Figure 1 shows a flyback power supply that has low noise and uses a simple CMOS CD4093 IC for its control. The electrical noise of a converter arises mainly when current switches on. Diode recovery and charging parasitic capacitances create high di/dt, which is the main cause of noise. The converter in Figure 1 has a low noise level, because it slowly switches current on at nearly zero voltage. The converter works in the boundary between discontinuous and continuous mode and switches on when the drain voltage is at its lowest value. To avoid working with low gate voltages, which would cause excessive MOSFET losses, ZD1 conducts and enables the input gate of the CD4093 when the voltage is high enough. When the supply starts, the auxiliary nonisolated winding through D3 keeps the gate input high. When the MOSFET is on, current increases linearly until the base of Q5 starts to conduct, and this transistor turns the MOSFET off. The flyback operation then starts, and the primary energy charges the output capacitors. During this phase of operation, D5 and R6 keep Q5 conducting and the MOSFET off. When the energy has discharged, D5 stops conducting, as do the secondary diodes, so no recovery problems exist.

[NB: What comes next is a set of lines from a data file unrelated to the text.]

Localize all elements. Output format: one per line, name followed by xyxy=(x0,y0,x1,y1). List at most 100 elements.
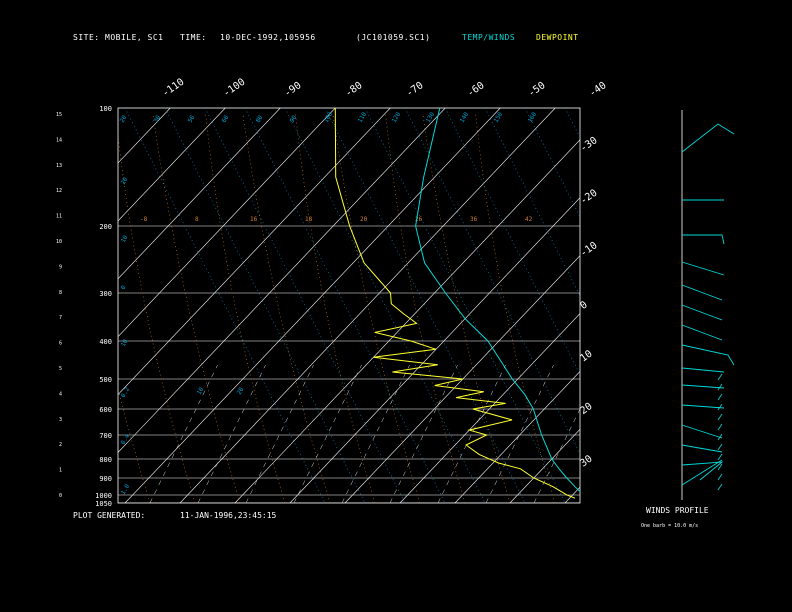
wind-barb xyxy=(681,367,725,373)
height-tick-label: 11 xyxy=(56,214,62,220)
isotherm-line xyxy=(118,108,171,164)
isotherm-line xyxy=(118,108,281,280)
wind-barb-feather xyxy=(717,473,723,481)
mixing-ratio-label: 150 xyxy=(493,111,505,124)
mixing-ratio-line xyxy=(524,108,580,218)
dewpoint-profile-line xyxy=(334,108,576,499)
isotherm-top-label: -50 xyxy=(526,80,547,99)
mixing-ratio-low-label: 10 xyxy=(120,338,130,348)
mixing-ratio-label: 160 xyxy=(527,111,539,124)
mixing-ratio-label: 140 xyxy=(459,111,471,124)
mixing-ratio-low-label: 20 xyxy=(120,176,130,186)
wind-barb xyxy=(681,123,735,153)
wind-barb xyxy=(681,459,723,486)
dry-adiabat-label: 16 xyxy=(250,216,258,223)
height-tick-label: 15 xyxy=(56,112,62,118)
wind-barb xyxy=(681,444,723,453)
dry-adiabat-label: -8 xyxy=(140,216,148,223)
isotherm-line xyxy=(730,108,792,503)
pressure-tick-label: 200 xyxy=(99,223,112,231)
mixing-ratio-line xyxy=(124,108,326,503)
mixing-ratio-low-label: 20 xyxy=(236,386,246,396)
mixing-ratio-label: 90 xyxy=(289,114,299,124)
mixing-ratio-low-label: 1.0 xyxy=(120,483,132,496)
pressure-tick-label: 900 xyxy=(99,475,112,483)
dry-adiabat-label: 18 xyxy=(305,216,313,223)
time-label: TIME: xyxy=(180,33,207,42)
isotherm-line xyxy=(118,108,446,453)
wind-barb xyxy=(681,304,723,321)
plot-frame xyxy=(117,107,581,504)
mixing-ratio-low-label: 10 xyxy=(120,234,130,244)
moist-adiabat xyxy=(389,364,458,503)
wind-barb-feather xyxy=(717,433,723,441)
wind-barb-feather xyxy=(717,443,723,451)
height-tick-label: 4 xyxy=(59,391,62,397)
mixing-ratio-low-label: 10 xyxy=(196,386,206,396)
wind-barb xyxy=(681,344,735,366)
mixing-ratio-label: 20 xyxy=(119,114,129,124)
wind-barb xyxy=(681,461,724,481)
isotherm-right-label: 30 xyxy=(578,454,594,470)
moist-adiabat xyxy=(245,364,314,503)
isotherm-top-label: -70 xyxy=(404,80,425,99)
height-tick-label: 9 xyxy=(59,264,62,270)
dry-adiabat-label: 42 xyxy=(525,216,533,223)
wind-barb-feather xyxy=(717,403,723,411)
wind-barb xyxy=(681,384,725,389)
wind-barb-feather xyxy=(717,463,723,471)
mixing-ratio-line xyxy=(364,108,566,503)
temperature-profile-line xyxy=(415,108,580,493)
mixing-ratio-low-label: 0.4 xyxy=(120,433,132,446)
wind-barb-feather xyxy=(717,373,723,381)
isotherm-line xyxy=(564,486,580,503)
height-tick-label: 2 xyxy=(59,442,62,448)
mixing-ratio-line xyxy=(324,108,526,503)
mixing-ratio-label: 130 xyxy=(425,111,437,124)
moist-adiabat xyxy=(293,364,362,503)
height-tick-label: 7 xyxy=(59,315,62,321)
axes xyxy=(117,107,581,504)
wind-barb-feather xyxy=(717,483,723,491)
mixing-ratio-label: 30 xyxy=(153,114,163,124)
isotherm-line xyxy=(118,108,391,396)
mixing-ratio-label: 80 xyxy=(255,114,265,124)
dry-adiabat-label: 20 xyxy=(360,216,368,223)
wind-barb xyxy=(681,284,723,301)
pressure-tick-label: 1050 xyxy=(95,500,112,508)
isotherm-line xyxy=(454,370,580,503)
isotherm-top-label: -40 xyxy=(587,80,608,99)
height-tick-label: 10 xyxy=(56,239,62,245)
moist-adiabat xyxy=(197,364,266,503)
winds-profile-panel xyxy=(681,110,735,500)
wind-barb xyxy=(681,261,725,276)
barb-note: One barb = 10.0 m/s xyxy=(641,523,699,529)
isotherm-line xyxy=(118,108,226,222)
mixing-ratio-label: 120 xyxy=(391,111,403,124)
moist-adiabat xyxy=(149,364,218,503)
dry-adiabat xyxy=(205,112,286,503)
profiles xyxy=(334,108,580,499)
mixing-ratio-line xyxy=(404,108,580,455)
mixing-ratio-line xyxy=(564,108,580,139)
plot-generated-label: PLOT GENERATED: xyxy=(73,511,146,520)
mixing-ratio-line xyxy=(284,108,486,503)
isotherm-line xyxy=(344,255,580,503)
mixing-ratio-low-label: 0 xyxy=(120,284,128,291)
pressure-tick-label: 100 xyxy=(99,105,112,113)
legend-temp-winds: TEMP/WINDS xyxy=(462,33,516,42)
isotherm-line xyxy=(620,108,792,503)
pressure-tick-label: 500 xyxy=(99,376,112,384)
height-tick-label: 3 xyxy=(59,417,62,423)
wind-barb xyxy=(681,324,723,341)
site-value: MOBILE, SC1 xyxy=(105,33,164,42)
dry-adiabat xyxy=(475,112,556,503)
dry-adiabat-label: 26 xyxy=(415,216,423,223)
dry-adiabat xyxy=(242,112,331,503)
grid xyxy=(118,108,792,503)
pressure-tick-label: 300 xyxy=(99,290,112,298)
pressure-tick-label: 700 xyxy=(99,432,112,440)
mixing-ratio-line xyxy=(204,108,406,503)
isotherm-line xyxy=(234,139,580,503)
wind-barb-feather xyxy=(717,383,723,391)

|Figure 1.||Using a simple CMOS IC, this flyback power-supply circuit exhibits extremely low noise.|
The time constant of R5 and C5 keeps the MOSFET off for a while. The output capacitance of the MOSFET plus the parasitic capacitance of the primary resonate with the primary inductance and the voltage decreases. R5 and C5 allow the MOSFET to turn on when the voltage has reached the minimum value. The values are valid only for this case. The circuit of Figure 1 not only minimizes turn-on losses, but also reduces electrical noise. Voltage regulation uses traditional techniques, using a TL431. The optocoupler current adds to the shunt current. Because the MOSFET turns on when current is zero, the gate resistor may be high, so parasitic capacitances charge slowly, further reducing switching noise. The circuit around Q4 is optional; you can use it in most power supplies. It kills the current glitch when Q3 turns on. It is more effective than the usual RC circuit, and it allows a low duty cycle at low loads. Note that many of the component values in Figure 1 are undesignated; you should determine these values to fit the application.